Let's look at the numbers in context. The facts are that 4% of priests in the US between 1950 and 2002 have had allegations made against them. With 3/4 of these allegations dismissed because they came after the priest's death. Of the 1%, 1/4 were charge and convicted. I'll still say that 0.25% is too high a number of priests abusing children, but my point is that it's lower than any other denomination. Priests are also one of the lowest-abusing profession according to the US Dept of Justice. Families have higher rates of abuse than clerics. The German criminologist Christian Pfeiffer reported approximately 0.1% of those who committed abuse come from the personnel of the Catholic Church: 99.9% came from other areas. In the US, a government report for 2008 lists the proportions of priests who were involved in cases of paedophilia at 0.03%. The Protestant Christian Science Monitor published a study according to which the Protestant denominations in America are affected by a much higher rate of paedophilia. The media may have caused more scandal over the Catholics, but the point is that they have actually managed their duty with less actual scandal (in terms of abusees) than any other denomination.

This is why I find Stephen's joke offensive, ill informed and ill advised. I understand the way the utterly disgusting events of abuse which took place within the purported safe environment of Mother Church was portrayed by the mass media. Indeed, anyone who followed the story must have the impression that the Catholic Church is exclusively a system of injustice and sexual crimes. It was immediately laid at the feet of Catholic teaching on sexuality and celibacy, the accusation levelled that these must be directly connected to abuse. The fact that there were similar incidents in non-Catholic institutions faded into the back ground. 

Each and every Catholic is wounded by these abuses. Recently in Malta the Pope met with several victims of abuse. One of them, Joseph Magro, said afterward "The Pope wept along with me, although he is in no way guilty for what happened to me". For me, that speaks volumes, for we believe that the Church is a source for good, that she communicates the light of Christ to the world, that she helps people in life. Yet she is an institution made up of human beings. Sinful human beings, rooted in man's sinful situation. We all weep when people use the institution we believe to bring so much good into the world into such bitter ill-repute.

The Pope, like all faithful Catholics, cares deeply for everyone, especially the vulnerable.

Also, I would say that the Church has never been a building or a hierarchy. It is a community of believers. It is the communities that assent to the doctrines of the Church that you are attacking and it is utterly ridiculous to assert that it is these communities who condone or defend the abuse of their children. They have been more let down by this than anyone.

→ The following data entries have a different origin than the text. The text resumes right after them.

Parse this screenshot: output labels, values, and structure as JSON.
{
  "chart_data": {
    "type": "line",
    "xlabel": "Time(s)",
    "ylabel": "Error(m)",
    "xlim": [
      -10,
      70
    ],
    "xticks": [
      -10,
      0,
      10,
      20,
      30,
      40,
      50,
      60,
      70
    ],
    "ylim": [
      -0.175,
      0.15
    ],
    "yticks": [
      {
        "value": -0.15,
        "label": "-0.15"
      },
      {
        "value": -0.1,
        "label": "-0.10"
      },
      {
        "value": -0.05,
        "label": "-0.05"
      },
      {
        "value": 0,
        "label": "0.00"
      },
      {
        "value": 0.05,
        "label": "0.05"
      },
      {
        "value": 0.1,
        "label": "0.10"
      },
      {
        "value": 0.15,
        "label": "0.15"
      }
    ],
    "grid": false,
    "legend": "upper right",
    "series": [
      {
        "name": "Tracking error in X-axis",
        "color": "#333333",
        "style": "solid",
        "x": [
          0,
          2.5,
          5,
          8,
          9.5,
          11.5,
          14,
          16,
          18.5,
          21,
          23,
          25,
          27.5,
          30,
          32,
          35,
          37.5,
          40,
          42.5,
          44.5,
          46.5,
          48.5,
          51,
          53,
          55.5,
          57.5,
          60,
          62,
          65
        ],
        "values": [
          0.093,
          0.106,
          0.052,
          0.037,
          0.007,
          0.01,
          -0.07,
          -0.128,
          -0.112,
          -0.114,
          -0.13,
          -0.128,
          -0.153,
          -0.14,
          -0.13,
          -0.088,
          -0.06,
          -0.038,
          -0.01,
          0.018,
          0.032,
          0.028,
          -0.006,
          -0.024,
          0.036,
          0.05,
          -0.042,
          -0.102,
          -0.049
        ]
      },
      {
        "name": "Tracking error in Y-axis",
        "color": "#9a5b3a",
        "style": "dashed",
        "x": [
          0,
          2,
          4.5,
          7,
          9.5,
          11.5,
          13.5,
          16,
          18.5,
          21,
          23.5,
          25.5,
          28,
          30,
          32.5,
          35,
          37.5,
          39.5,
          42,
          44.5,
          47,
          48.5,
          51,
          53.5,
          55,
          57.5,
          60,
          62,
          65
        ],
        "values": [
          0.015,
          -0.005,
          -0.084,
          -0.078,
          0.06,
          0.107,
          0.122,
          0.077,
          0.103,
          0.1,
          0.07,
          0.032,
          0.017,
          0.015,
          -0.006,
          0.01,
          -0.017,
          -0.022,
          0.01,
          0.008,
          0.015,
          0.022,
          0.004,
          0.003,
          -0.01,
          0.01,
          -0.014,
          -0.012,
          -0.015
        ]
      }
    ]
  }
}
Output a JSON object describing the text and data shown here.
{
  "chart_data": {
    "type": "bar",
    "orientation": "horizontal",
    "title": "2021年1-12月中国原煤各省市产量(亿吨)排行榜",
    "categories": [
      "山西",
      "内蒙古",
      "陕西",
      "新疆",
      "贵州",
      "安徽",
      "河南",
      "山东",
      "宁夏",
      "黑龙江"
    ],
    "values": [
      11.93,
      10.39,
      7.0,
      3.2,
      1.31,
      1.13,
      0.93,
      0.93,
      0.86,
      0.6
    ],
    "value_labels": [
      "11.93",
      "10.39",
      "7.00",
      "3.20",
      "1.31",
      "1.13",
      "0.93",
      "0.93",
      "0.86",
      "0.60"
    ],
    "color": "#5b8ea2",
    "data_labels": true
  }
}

In reality, that community has achieved more towards the unity of the human race than anyone before or since, from the intellectual heights of scientific discoveries like genetic theory and the Big Bang, to the founding of our schools and universities, to the care of our sick and dying and the beauty of the Renaissance.


Watch the video above. This is why I am, and will always be, Catholic and proud.

Ultimately, Mr. Fry was bored with the stupid people who disagreed with his conjecture, which, as I hope I have clearly demonstrated here (and believe me, I was conservative with the figures, I have really looked into this and I have lots of figures!) is wrong. So what does that ultimately say about Stephen Fry?